Today, with the increasing proliferation of surveillance equipment in American cities, the spread of digital books and the decline of attention spans the world over, Fahrenheit 451 remains a startlingly relevant work of fiction today. Watch this video and be instantly gratified (irony alert) with your knowledge of Bradbury's most famous novel.

Transcript

Fahrenheit 451 is set in a homogenous, futuristic, war-obsessed America, where books are outlawed, intellectualism scorned and the entire population exists in a state of dull pleasure and sensory overload. Ring any bells?

Guy Montag, the main character, is an impressionable fireman. His job is to burn books, which have been denounced as emotionally upsetting and subversive.

Montag starts to question his actions after meeting an inquisitive young woman, even going so far as to steal a book from a house as he burns it down. Montag becomes steadily more aware of his miserable life, and resolves to take action against the conformist ruling society. With the help of a former English professor, Montag learns that books allow for self-examination and independent thought.

Montag is then caught with the stolen books and must become a fugitive. After a harrowing chase, Montag escapes and joins up with a group of roving intellectuals in the countryside. They watch as enemy planes bomb the city, and the group resolves to construct a new, better civilization.

Major Characters

“Not everyone born free and equal, as the Constitution says, but everyone made equal.”

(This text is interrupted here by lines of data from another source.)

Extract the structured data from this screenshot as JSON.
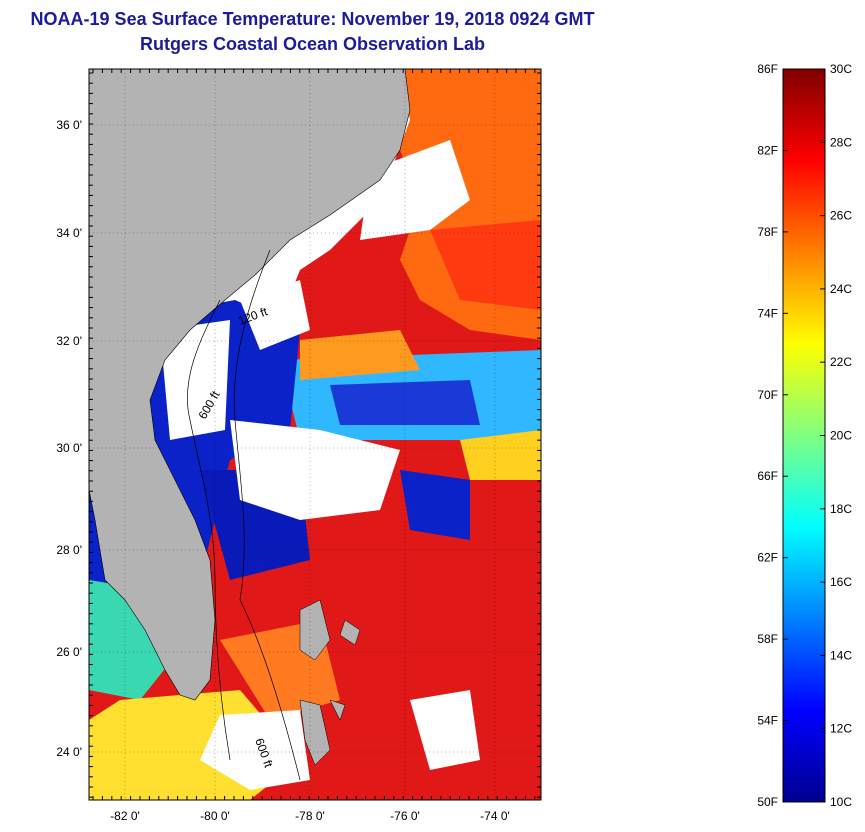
{
  "title": {
    "line1": "NOAA-19 Sea Surface Temperature:  November 19, 2018 0924 GMT",
    "line2": "Rutgers Coastal Ocean Observation Lab"
  },
  "map": {
    "lat_labels": [
      "36 0'",
      "34 0'",
      "32 0'",
      "30 0'",
      "28 0'",
      "26 0'",
      "24 0'"
    ],
    "lon_labels": [
      "-82 0'",
      "-80 0'",
      "-78 0'",
      "-76 0'",
      "-74 0'"
    ],
    "contour_labels": [
      "120 ft",
      "600 ft",
      "600 ft"
    ],
    "land_color": "#b3b3b3",
    "cloud_color": "#ffffff"
  },
  "colorbar": {
    "fahrenheit": [
      "86F",
      "82F",
      "78F",
      "74F",
      "70F",
      "66F",
      "62F",
      "58F",
      "54F",
      "50F"
    ],
    "celsius": [
      "30C",
      "28C",
      "26C",
      "24C",
      "22C",
      "20C",
      "18C",
      "16C",
      "14C",
      "12C",
      "10C"
    ],
    "colors": [
      "#00008f",
      "#0000ff",
      "#0080ff",
      "#00ffff",
      "#80ff80",
      "#ffff00",
      "#ff8000",
      "#ff0000",
      "#800000"
    ]
  }
}
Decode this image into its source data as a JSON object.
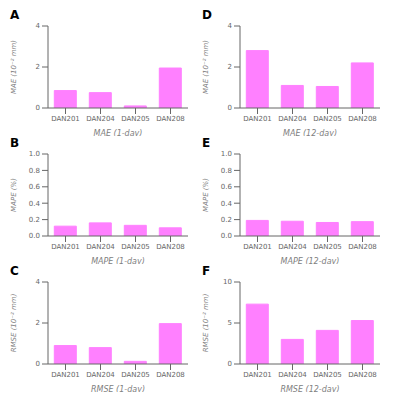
{
  "chart_data": [
    {
      "type": "bar",
      "title": "A",
      "xlabel": "MAE (1-day)",
      "ylabel": "MAE (10⁻² mm)",
      "categories": [
        "DAN201",
        "DAN204",
        "DAN205",
        "DAN208"
      ],
      "values": [
        0.85,
        0.75,
        0.1,
        1.95
      ],
      "color": "#FF80FF",
      "ylim": [
        0,
        4
      ],
      "yticks": [
        0,
        2,
        4
      ],
      "grid": false
    },
    {
      "type": "bar",
      "title": "B",
      "xlabel": "MAPE (1-day)",
      "ylabel": "MAPE (%)",
      "categories": [
        "DAN201",
        "DAN204",
        "DAN205",
        "DAN208"
      ],
      "values": [
        0.12,
        0.16,
        0.13,
        0.1
      ],
      "color": "#FF80FF",
      "ylim": [
        0,
        1.0
      ],
      "yticks": [
        {
          "value": 0,
          "label": "0.0"
        },
        0.2,
        0.4,
        0.6,
        0.8,
        {
          "value": 1,
          "label": "1.0"
        }
      ],
      "grid": false
    },
    {
      "type": "bar",
      "title": "C",
      "xlabel": "RMSE (1-day)",
      "ylabel": "RMSE (10⁻² mm)",
      "categories": [
        "DAN201",
        "DAN204",
        "DAN205",
        "DAN208"
      ],
      "values": [
        0.9,
        0.8,
        0.13,
        1.97
      ],
      "color": "#FF80FF",
      "ylim": [
        0,
        4
      ],
      "yticks": [
        0,
        2,
        4
      ],
      "grid": false
    },
    {
      "type": "bar",
      "title": "D",
      "xlabel": "MAE (12-day)",
      "ylabel": "MAE (10⁻² mm)",
      "categories": [
        "DAN201",
        "DAN204",
        "DAN205",
        "DAN208"
      ],
      "values": [
        2.8,
        1.1,
        1.05,
        2.2
      ],
      "color": "#FF80FF",
      "ylim": [
        0,
        4
      ],
      "yticks": [
        0,
        2,
        4
      ],
      "grid": false
    },
    {
      "type": "bar",
      "title": "E",
      "xlabel": "MAPE (12-day)",
      "ylabel": "MAPE (%)",
      "categories": [
        "DAN201",
        "DAN204",
        "DAN205",
        "DAN208"
      ],
      "values": [
        0.19,
        0.18,
        0.165,
        0.175
      ],
      "color": "#FF80FF",
      "ylim": [
        0,
        1.0
      ],
      "yticks": [
        {
          "value": 0,
          "label": "0.0"
        },
        0.2,
        0.4,
        0.6,
        0.8,
        {
          "value": 1,
          "label": "1.0"
        }
      ],
      "grid": false
    },
    {
      "type": "bar",
      "title": "F",
      "xlabel": "RMSE (12-day)",
      "ylabel": "RMSE (10⁻² mm)",
      "categories": [
        "DAN201",
        "DAN204",
        "DAN205",
        "DAN208"
      ],
      "values": [
        7.3,
        3.0,
        4.1,
        5.3
      ],
      "color": "#FF80FF",
      "ylim": [
        0,
        10
      ],
      "yticks": [
        0,
        5,
        10
      ],
      "grid": false
    }
  ]
}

Montag: Guy Montag is a firefighter, and the book plots his movement from mindless drone to free-thinking book-lover. He struggles with independent thought, and is often swayed by people’s rhetoric, making him something of an archetypal citizen in Bradbury’s dystopian future.

Beatty: The fire chief, Beatty is brilliant, and very persuasive. He is well-read, and can quote famous literary works at will, but he finds the written word dangerous and upsetting. He represents the more fanatical side of censorship.

Faber: Faber is a former English professor who is Montag’s intellectual mentor. Faber teaches Montag that knowledge and reason are the true paths to a more fulfilling life.

Themes, Motifs and Symbols

“If you hide your ignorance, no one will hit you and you’ll never learn.”

Fire: Fire destroys contraband, but it also entertains and delights people—Montag notices that almost all fires are at night, when they will look prettier. Eventually, Montag comes to view fire as a tool not just for destruction or entertainment, but for sustenance as well.

Mirrors: Clarisse, the young woman, is described as a mirror, and one of Montag’s eventual friends in the countryside claims the new world needs a mirror factory. Mirrors represent inquiry and self-knowledge.

Censorship: Bradbury argues that the population censors itself by ignoring truths or positions that make it uncomfortable. Reading books, he says, encourages beneficial self-examination, while overstimulation only deludes people into being superficially happy.

Analysis

“Everyone must leave something in the room or left behind when he dies.”

Farenheit 451 is a bleak satire of a world that’s too content being content. By wiping out the written word, the world is supposedly free from dissent and upsetting information, but the only thing this brings is more unhappiness. The suppression of books is the suppression of free thought, which will slowly destroy any society.